Czy ja jestem jakimś #!$%@??
Weź znajdź opiekunkę, która zajmie się dzień w dzień dzieciakami od 8 do 16 i to jeszcze u siebie, każda chce przyjeżdżać do naszego domu.
A moja żona jest na tyle zmęczona, że nawet opiekunki nie może znaleźć.
─────────────────────
· Akcje: Odpowiedz anonimowo · Więcej szczegółów
· Zaakceptował: RamtamtamSi
· Autor wpisu pozostał anonimowy dzięki Mirko Anonim
Większość kobiet pracuje zajmuje się dziećmi gotuje i sprząta , czyli to z czego pan o góry robi niesamowity dramat
Pani, która miała dziecko, ale nie opłacało się jej zatrudnić niani, bo na dojazdy i jej pensje schodziła cała jej wypłata, więc siedziała w domu, zajmowała się swoim dzieckiem i dobierała sobie 1 lub 2 obcych dzieci.
Pani, która była w pełni sił l, ale była rolnikiem, nie znam się, ale jak przepisała gospodarstwo na dzieci to
Żona opa ma żonę w ciąży zagrożonej.

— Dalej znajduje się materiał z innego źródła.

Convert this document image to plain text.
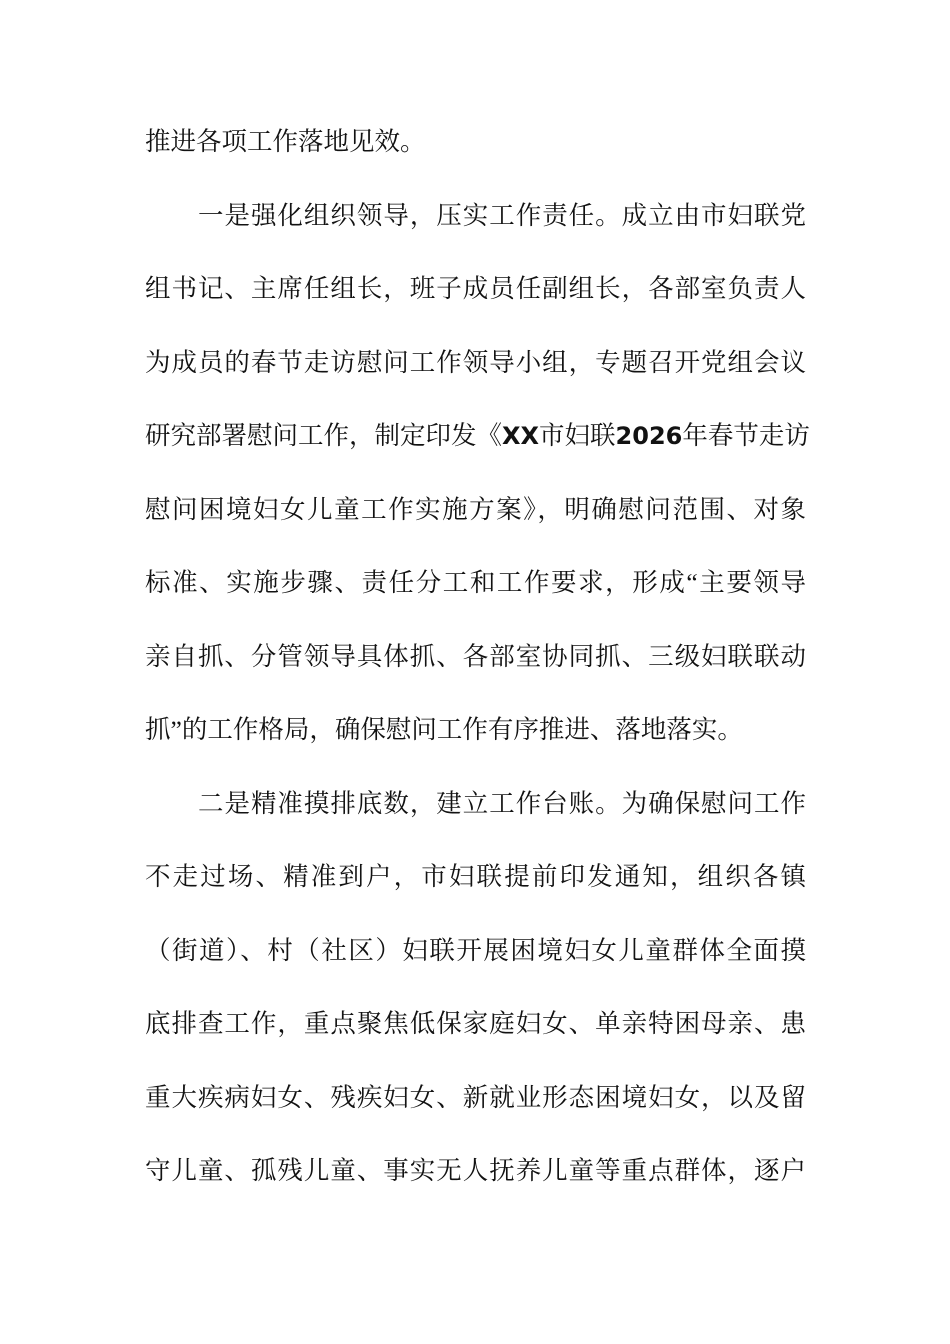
推进各项工作落地见效。
一是强化组织领导，压实工作责任。成立由市妇联党
组书记、主席任组长，班子成员任副组长，各部室负责人
为成员的春节走访慰问工作领导小组，专题召开党组会议
研究部署慰问工作，制定印发《XX市妇联2026年春节走访
慰问困境妇女儿童工作实施方案》，明确慰问范围、对象
标准、实施步骤、责任分工和工作要求，形成“主要领导
亲自抓、分管领导具体抓、各部室协同抓、三级妇联联动
抓”的工作格局，确保慰问工作有序推进、落地落实。
二是精准摸排底数，建立工作台账。为确保慰问工作
不走过场、精准到户，市妇联提前印发通知，组织各镇
（街道）、村（社区）妇联开展困境妇女儿童群体全面摸
底排查工作，重点聚焦低保家庭妇女、单亲特困母亲、患
重大疾病妇女、残疾妇女、新就业形态困境妇女，以及留
守儿童、孤残儿童、事实无人抚养儿童等重点群体，逐户
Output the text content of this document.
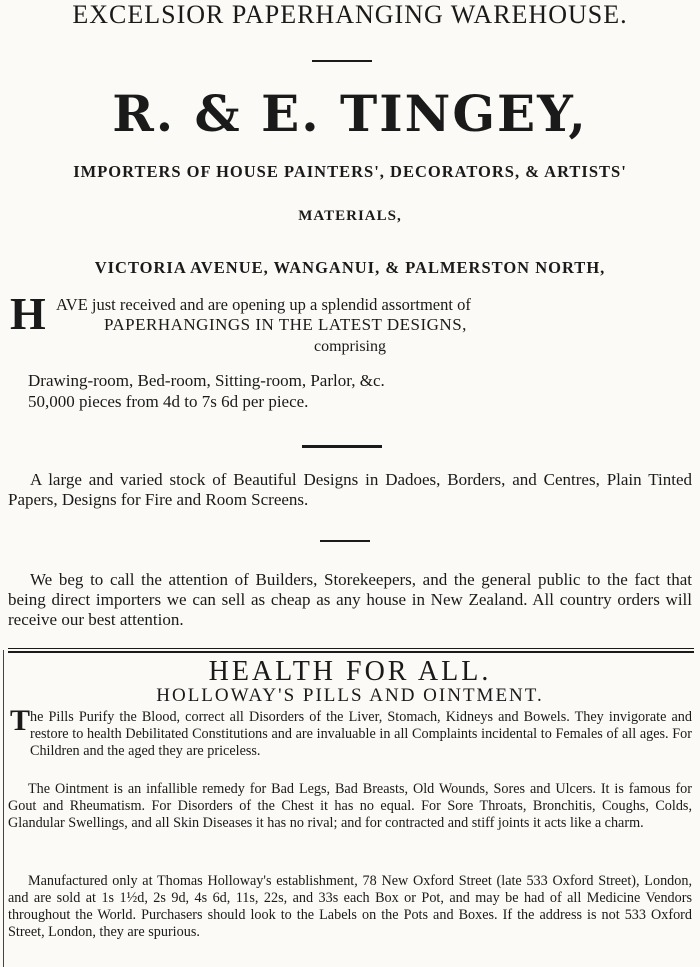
EXCELSIOR PAPERHANGING WAREHOUSE.
R. & E. TINGEY,
IMPORTERS OF HOUSE PAINTERS', DECORATORS, & ARTISTS'
MATERIALS,
VICTORIA AVENUE, WANGANUI, & PALMERSTON NORTH,
H AVE just received and are opening up a splendid assortment of
PAPERHANGINGS IN THE LATEST DESIGNS,
comprising
Drawing-room, Bed-room, Sitting-room, Parlor, &c.
50,000 pieces from 4d to 7s 6d per piece.
A large and varied stock of Beautiful Designs in Dadoes, Borders, and Centres, Plain Tinted Papers, Designs for Fire and Room Screens.
We beg to call the attention of Builders, Storekeepers, and the general public to the fact that being direct importers we can sell as cheap as any house in New Zealand. All country orders will receive our best attention.
HEALTH FOR ALL.
HOLLOWAY'S PILLS AND OINTMENT.
T he Pills Purify the Blood, correct all Disorders of the Liver, Stomach, Kidneys and Bowels. They invigorate and restore to health Debilitated Constitutions and are invaluable in all Complaints incidental to Females of all ages. For Children and the aged they are priceless.
The Ointment is an infallible remedy for Bad Legs, Bad Breasts, Old Wounds, Sores and Ulcers. It is famous for Gout and Rheumatism. For Disorders of the Chest it has no equal. For Sore Throats, Bronchitis, Coughs, Colds, Glandular Swellings, and all Skin Diseases it has no rival; and for contracted and stiff joints it acts like a charm.
Manufactured only at Thomas Holloway's establishment, 78 New Oxford Street (late 533 Oxford Street), London, and are sold at 1s 1½d, 2s 9d, 4s 6d, 11s, 22s, and 33s each Box or Pot, and may be had of all Medicine Vendors throughout the World. Purchasers should look to the Labels on the Pots and Boxes. If the address is not 533 Oxford Street, London, they are spurious.
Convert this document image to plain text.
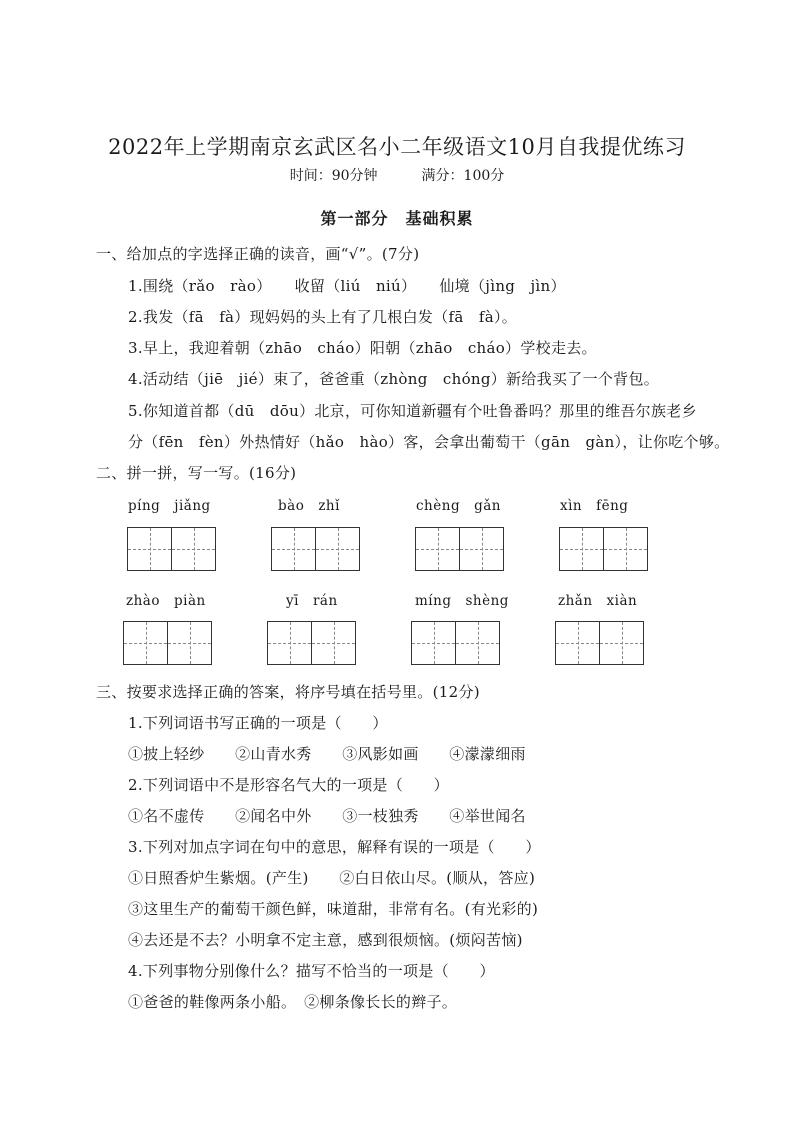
2022年上学期南京玄武区名小二年级语文10月自我提优练习
时间：90分钟	满分：100分
第一部分　基础积累
一、给加点的字选择正确的读音，画“√”。(7分)
1.围绕（rǎo　rào）　　收留（liú　niú）　　仙境（jìng　jìn）
2.我发（fā　fà）现妈妈的头上有了几根白发（fā　fà）。
3.早上，我迎着朝（zhāo　cháo）阳朝（zhāo　cháo）学校走去。
4.活动结（jiē　jié）束了，爸爸重（zhòng　chóng）新给我买了一个背包。
5.你知道首都（dū　dōu）北京，可你知道新疆有个吐鲁番吗？那里的维吾尔族老乡
分（fēn　fèn）外热情好（hǎo　hào）客，会拿出葡萄干（gān　gàn），让你吃个够。
二、拼一拼，写一写。(16分)
píng　jiǎng	bào　zhǐ	chèng　gǎn	xìn　fēng
zhào　piàn	yī　rán	míng　shèng	zhǎn　xiàn
三、按要求选择正确的答案，将序号填在括号里。(12分)
1.下列词语书写正确的一项是（　　）
①披上轻纱　　②山青水秀　　③风影如画　　④濛濛细雨
2.下列词语中不是形容名气大的一项是（　　）
①名不虚传　　②闻名中外　　③一枝独秀　　④举世闻名
3.下列对加点字词在句中的意思，解释有误的一项是（　　）
①日照香炉生紫烟。(产生)　　②白日依山尽。(顺从，答应)
③这里生产的葡萄干颜色鲜，味道甜，非常有名。(有光彩的)
④去还是不去？小明拿不定主意，感到很烦恼。(烦闷苦恼)
4.下列事物分别像什么？描写不恰当的一项是（　　）
①爸爸的鞋像两条小船。　②柳条像长长的辫子。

Patowa sytuacja. Powinna pracować wcześniej, ale z drugiej strony takie jest narzekanie na niską dzietność a ktoś z dziećmi musi zostać.

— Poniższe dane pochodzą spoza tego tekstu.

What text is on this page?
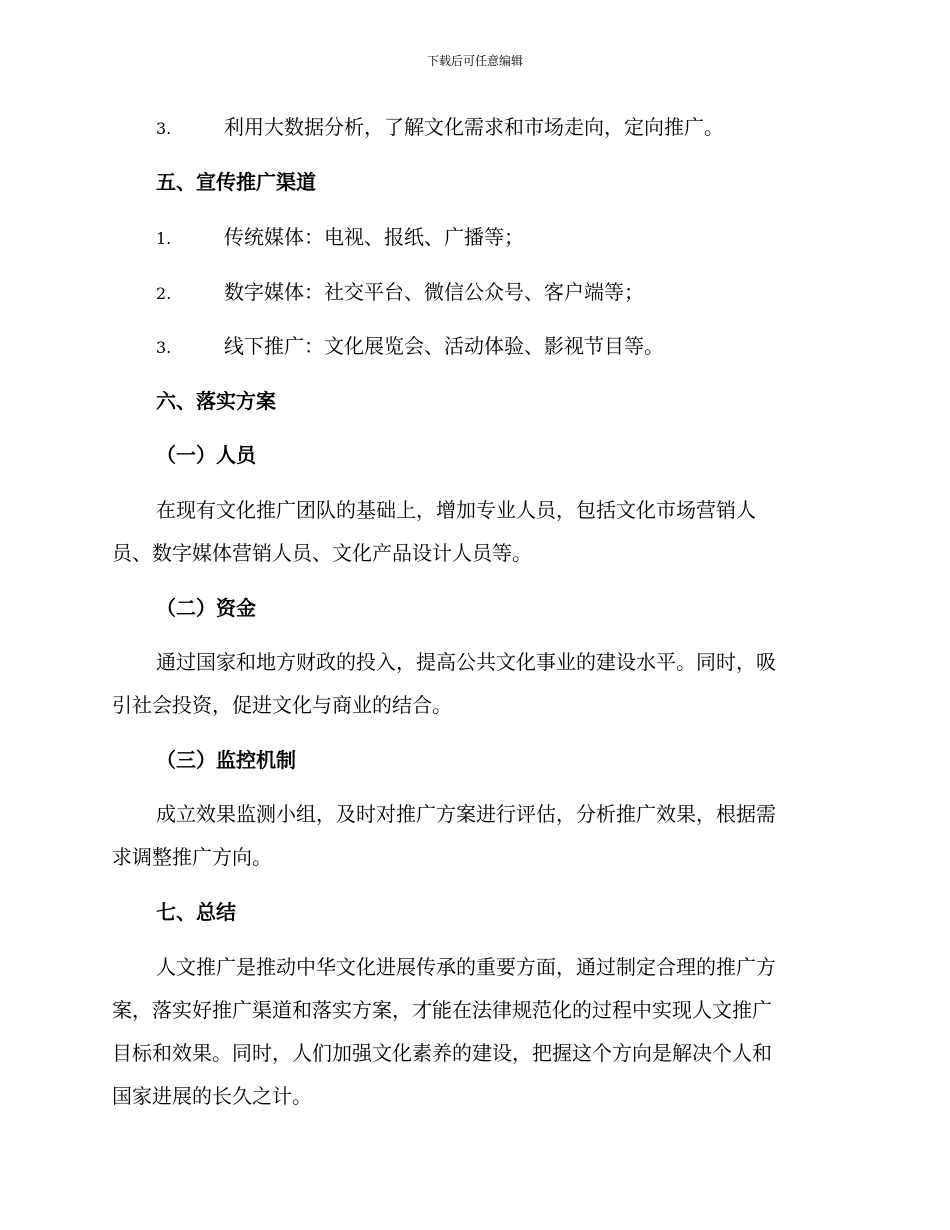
下载后可任意编辑
3.	利用大数据分析，了解文化需求和市场走向，定向推广。
五、宣传推广渠道
1.	传统媒体：电视、报纸、广播等；
2.	数字媒体：社交平台、微信公众号、客户端等；
3.	线下推广：文化展览会、活动体验、影视节目等。
六、落实方案
（一）人员
在现有文化推广团队的基础上，增加专业人员，包括文化市场营销人
员、数字媒体营销人员、文化产品设计人员等。
（二）资金
通过国家和地方财政的投入，提高公共文化事业的建设水平。同时，吸
引社会投资，促进文化与商业的结合。
（三）监控机制
成立效果监测小组，及时对推广方案进行评估，分析推广效果，根据需
求调整推广方向。
七、总结
人文推广是推动中华文化进展传承的重要方面，通过制定合理的推广方
案，落实好推广渠道和落实方案，才能在法律规范化的过程中实现人文推广
目标和效果。同时，人们加强文化素养的建设，把握这个方向是解决个人和
国家进展的长久之计。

@mirko_anonim: To jest dobry moment żeby się zastanowić jak tak długo pociągniesz. Hint: to nie jest normalne na dłuższą metę.
@mirko_anonim: Pomyślcie już o kolejnym dziecku
Komentarz usunięty przez moderatora
Sam jesteś sobie winien, że zdecydowałeś się na prokreację w takiej sytuacji życiowej. Jak żona mogła nigdy nie pracować? Przecież to jakiś kosmos biorąc pod uwagę dzisiejszy system gospodarczy. Nie przygotowaliście się do żadnej ciąży, w końcu plan zaczął się walić, a ty zostałeś jedynym providerem na smyczy gigantycznych zobowiązań. Naprawdę nie rozumiem, dlaczego zamiast postawić ultimatum,
Znajomy miał w sumie identyczny przypadek 2 i w ciąży żona która głównie musiała leżeć przez zagrożona ciąże to ratowali się znajomymi którzy ogarniali własne i ich dzieci w trakcie pracy ojca.